Diane Charbonneau, curator of Chihuly: Utterly Breathtaking, says that Chihuly has elevated glass to a fine art level, first through sculpture and then through installation Nature is his inspiration, but, Charbonneau noted, “it’s always an interpretation, never a real-life rendering.”
Visitors get their first look the works before they walk into the Michael and Renata Hornstein Pavilion. Sun, a round tower five metres in diameter, shines from the front steps and casts rays through tendrils in primary colours.
“The Sun has 1,200 elements,” Charbonneau said, adding it took four days to set up and is one of the most popular pieces.
Once inside, the exhibits form an immersive environment starting with the Turquoise Reeds, featuring dozens of spear-shaped forms reaching up from the trunks of salvaged red cedar.
Then it’s on to one of Chihuly’s most popular works, the Persian Ceiling, which consists of shapes and forms in vivid colours arranged over plates of glass.
There are several other environments — blown glass towers and chandeliers resembling stalagmites and stalactites, boats looking like horns of plenty and a forest that Chihuly created using 300 colours of glass. The forest, one of Charbonneau’s favourites, has reflective panels around it that make it look more vast than it actually is. “I felt so touched by seeing it,” she recalls about first encountering the forest in Chihuly’s studio.
The Persian Colonnade shows Chihuly’s interpretation of flowers and Mille Fiori looks like an enchanted garden. The concept is explored further in Glass Forest No. 6, featuring blown glass filled with argon gas and neon.

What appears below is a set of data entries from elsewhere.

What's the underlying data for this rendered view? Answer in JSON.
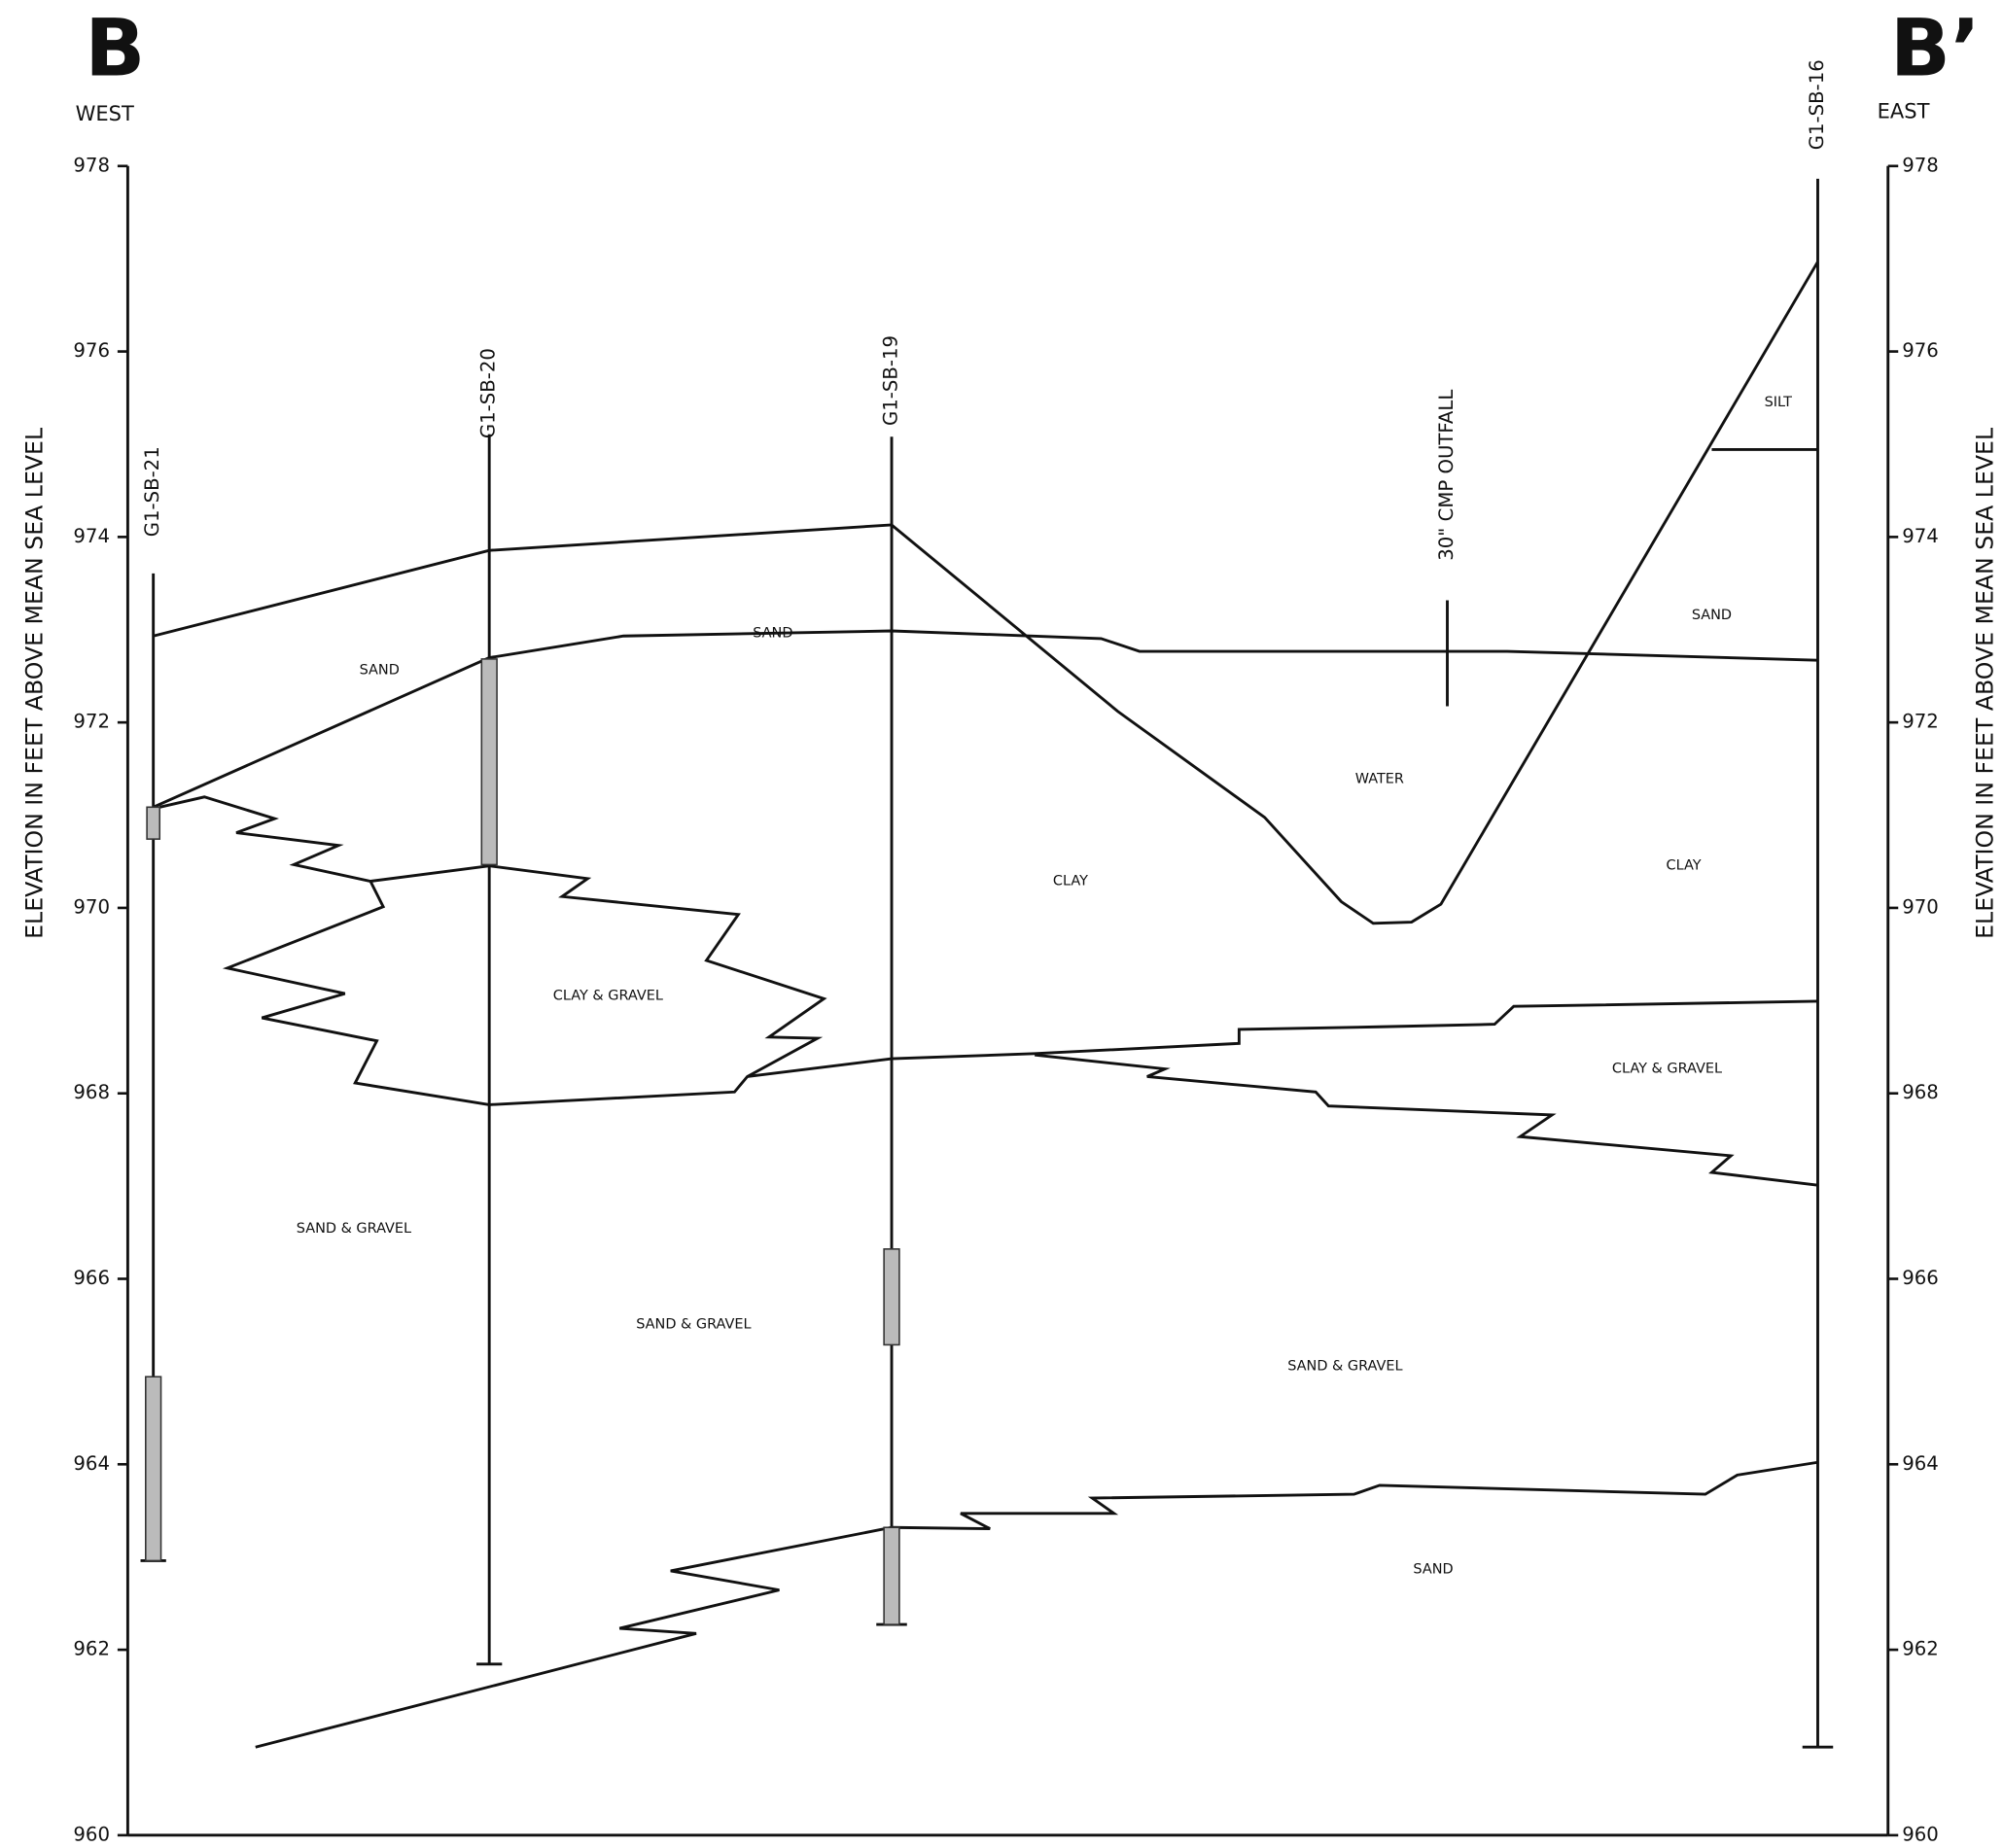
{
  "header": {
    "left_label": "B",
    "left_direction": "WEST",
    "right_label": "B’",
    "right_direction": "EAST"
  },
  "axis": {
    "title": "ELEVATION IN FEET ABOVE MEAN SEA LEVEL",
    "ticks": [
      "978",
      "976",
      "974",
      "972",
      "970",
      "968",
      "966",
      "964",
      "962",
      "960"
    ]
  },
  "borings": [
    "G1-SB-21",
    "G1-SB-20",
    "G1-SB-19",
    "G1-SB-16"
  ],
  "features": [
    "30\" CMP OUTFALL"
  ],
  "layers": [
    "SAND",
    "SAND",
    "SAND",
    "SILT",
    "WATER",
    "CLAY",
    "CLAY",
    "CLAY & GRAVEL",
    "CLAY & GRAVEL",
    "SAND & GRAVEL",
    "SAND & GRAVEL",
    "SAND & GRAVEL",
    "SAND"
  ]
}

The Ruby Pineapple recreates a chandelier Chihuly created with French glass-blowers in 1997. The original was lost when the ship carrying it from France to Seattle was hit by a severe storm and its crate was swept overboard.
Charbonneau said Chihuly was keen to do a new version of the pineapple for Montreal because he thought it appropriate that a piece originally created in France be reborn in Canada’s mainly Frenchspeaking city.
It took six trucks to bring the approximately 10,000 pieces to make the art works to Montreal from Chihuly’s base in Seattle. A team worked 10 days to set everything up.
Chihuly has seen his creations in more than 200 museums.